04/19/2024

Electric vehicle hopeful has been reneging on factories it hasn’t yet built

In early 2016, electric vehicle company Faraday Future celebrated a deal with the state of Nevada—in exchange for building a $1 billion factory that would eventually employ up to 4,500 people, the company would get $335 million in tax cuts from the state.

Later that year, Faraday Future negotiated another deal on a former Navy shipyard in Vallejo, California. There, the electric vehicle company would build a second factory and a “customer experience center.”

Now, neither of those two projects is happening as planned. In March, Faraday Future said it would not move forward with the Vallejo site and told investors that it would be cutting its billion-dollar Nevada site down considerably, from a three-million-square-foot facility to a 650,000-square-foot facility. Earlier this month, the Le Eco-backed startup said it wouldn’t be building on the Nevada site at all, opting to put a base at a smaller site in either California or Nevada. It will, however, hold the property it bought at the site for “long-term vehicle manufacturing,” according to the Nevada Independent.

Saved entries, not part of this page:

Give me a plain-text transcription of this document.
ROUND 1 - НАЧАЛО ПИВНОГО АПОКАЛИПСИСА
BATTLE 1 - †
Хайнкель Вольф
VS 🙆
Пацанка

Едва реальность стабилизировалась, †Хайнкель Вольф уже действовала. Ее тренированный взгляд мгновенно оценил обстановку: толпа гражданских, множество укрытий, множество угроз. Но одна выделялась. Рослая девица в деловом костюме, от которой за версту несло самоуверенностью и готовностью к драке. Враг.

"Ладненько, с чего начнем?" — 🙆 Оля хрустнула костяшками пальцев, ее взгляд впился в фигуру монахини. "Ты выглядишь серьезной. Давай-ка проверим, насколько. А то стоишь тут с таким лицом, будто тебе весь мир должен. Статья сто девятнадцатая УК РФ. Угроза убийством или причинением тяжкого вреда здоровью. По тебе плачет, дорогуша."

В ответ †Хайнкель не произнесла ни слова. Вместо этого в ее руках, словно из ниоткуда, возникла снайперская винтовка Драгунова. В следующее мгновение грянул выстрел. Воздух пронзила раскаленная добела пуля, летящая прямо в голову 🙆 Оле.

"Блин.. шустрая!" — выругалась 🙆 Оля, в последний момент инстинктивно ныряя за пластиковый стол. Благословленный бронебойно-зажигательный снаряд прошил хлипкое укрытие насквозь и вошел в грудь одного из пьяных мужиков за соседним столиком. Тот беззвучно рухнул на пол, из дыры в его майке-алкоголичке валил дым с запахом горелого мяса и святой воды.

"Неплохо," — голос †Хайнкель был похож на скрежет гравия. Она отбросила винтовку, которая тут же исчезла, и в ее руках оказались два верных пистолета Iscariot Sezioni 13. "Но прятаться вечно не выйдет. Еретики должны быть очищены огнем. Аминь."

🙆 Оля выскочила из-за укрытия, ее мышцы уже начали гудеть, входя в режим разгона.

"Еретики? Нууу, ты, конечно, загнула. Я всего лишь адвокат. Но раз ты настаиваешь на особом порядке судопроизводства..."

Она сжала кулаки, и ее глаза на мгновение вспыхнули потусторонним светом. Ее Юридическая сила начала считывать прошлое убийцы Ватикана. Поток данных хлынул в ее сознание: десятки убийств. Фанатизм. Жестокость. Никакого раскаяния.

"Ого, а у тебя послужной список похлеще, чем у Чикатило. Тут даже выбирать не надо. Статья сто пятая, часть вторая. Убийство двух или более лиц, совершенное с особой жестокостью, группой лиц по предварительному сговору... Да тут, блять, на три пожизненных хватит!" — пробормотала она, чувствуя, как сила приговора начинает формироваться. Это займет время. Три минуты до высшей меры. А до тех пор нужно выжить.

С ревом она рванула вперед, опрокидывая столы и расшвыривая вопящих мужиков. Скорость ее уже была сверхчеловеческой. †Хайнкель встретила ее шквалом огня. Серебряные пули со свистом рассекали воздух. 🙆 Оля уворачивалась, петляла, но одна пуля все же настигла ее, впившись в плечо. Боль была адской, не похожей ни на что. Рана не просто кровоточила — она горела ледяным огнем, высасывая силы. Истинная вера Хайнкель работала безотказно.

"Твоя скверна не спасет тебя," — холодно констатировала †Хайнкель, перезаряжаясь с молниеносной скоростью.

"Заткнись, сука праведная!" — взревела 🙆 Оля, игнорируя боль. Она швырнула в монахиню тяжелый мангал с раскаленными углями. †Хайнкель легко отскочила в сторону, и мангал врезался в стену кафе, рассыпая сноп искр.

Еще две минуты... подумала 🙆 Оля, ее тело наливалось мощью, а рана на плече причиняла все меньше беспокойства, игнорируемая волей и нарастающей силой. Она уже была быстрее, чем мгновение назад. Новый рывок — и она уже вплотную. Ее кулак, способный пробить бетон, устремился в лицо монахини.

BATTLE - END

The move is not entirely surprising—Faraday Future has struggled with money woes and hasn’t had a production-ready vehicle to date. In 2016, it was hoping to have such a car coming off the lines by 2018, but now that goal is much farther out. Last year, the state treasurer of Nevada traveled to China to personally investigate whether Le Eco had the funds to build the factory, and he seemed to be satisfied.